I like to think that Charles Darwin, who must have been amused by contemporary cartoons of himself as an ape or the final morph of an egg-larva-pupa transformation (figure 1.2), would have enjoyed the conceit of a hagfish (a primitive, eel-like fish) rendered as a self-portrait. After all, he concluded that the "early ancestors of man, thus seen in the dim recesses of time, must have been as simply, or even still more simply organised than the lancelet or the amphioxus." As if in anticipation of the Human Genome Project, he also invited the idea of reconstructing the past from the realities of the present: "look to man as he exists; and we shall, I think, be able partially to restore the structure of our early progenitors, during successive periods" (1).
Self-portraits require mirrors, but reflections can stare back at surprising moments and from unexpected experiences.

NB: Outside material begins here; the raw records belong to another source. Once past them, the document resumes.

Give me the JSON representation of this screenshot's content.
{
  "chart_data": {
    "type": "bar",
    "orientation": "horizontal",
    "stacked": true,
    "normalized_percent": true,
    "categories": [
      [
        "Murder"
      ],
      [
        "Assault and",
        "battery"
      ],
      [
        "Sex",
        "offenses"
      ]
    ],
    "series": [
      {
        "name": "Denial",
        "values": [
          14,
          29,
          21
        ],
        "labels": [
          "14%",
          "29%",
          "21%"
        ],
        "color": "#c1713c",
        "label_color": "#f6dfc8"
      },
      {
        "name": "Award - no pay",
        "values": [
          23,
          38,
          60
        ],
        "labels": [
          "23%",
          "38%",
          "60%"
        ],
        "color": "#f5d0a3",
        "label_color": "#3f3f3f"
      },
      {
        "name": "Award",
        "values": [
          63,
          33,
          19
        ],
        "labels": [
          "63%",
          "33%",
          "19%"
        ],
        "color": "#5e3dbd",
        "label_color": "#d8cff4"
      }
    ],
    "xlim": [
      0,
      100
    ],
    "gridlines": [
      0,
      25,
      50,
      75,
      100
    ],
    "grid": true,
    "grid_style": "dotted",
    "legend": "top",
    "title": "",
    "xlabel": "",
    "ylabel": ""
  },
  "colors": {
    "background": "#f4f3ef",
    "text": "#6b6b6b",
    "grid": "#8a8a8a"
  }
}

For example, among the diversions of my backwoods childhood in Africa were hypnotic audiences over the cadavers of various wild animals while they were being butchered or skinned. Commonest were antelopes, ostriches, or wild pigs being prepared for the pot. Then there was a leopard being carefully skinned for its coat; and a zebra. Least commonplace were species such as an aardvark, a striped hyena, or a monkey, victims of some accident and dismembered or dissected out of pure curiosity.
I especially remember the brutal rending away of a baboon's pungent pelt and the revelation of its stretched-out, pink, pathetic nakedness-like a jarring rip in the invisible curtain that had kept me separate from all other animals. Through the torn skin, its flesh was difficult to dissociate from my own. As a very small child I had once spent some months playing with an equally juvenile baboon, but for all its noisy, toothy determination to subordinate me to its ferocious, infantile will, I had somehow kept vestiges of my species-specific distance. Yet here was the racked body of a dead adult that mirrored me. As my own warm, living hands sampled the springy resilience of cool gray fingers I imagined myself suffering the helpless indignities of being played with because I, too, for an instant, was dead. This must remain one of my earliest experiences of seeing my self-portrait in another animal. Years later, the element of self-portraiture must have remained when I made anatomical studies and drawings, not only of a baboon but also of humans.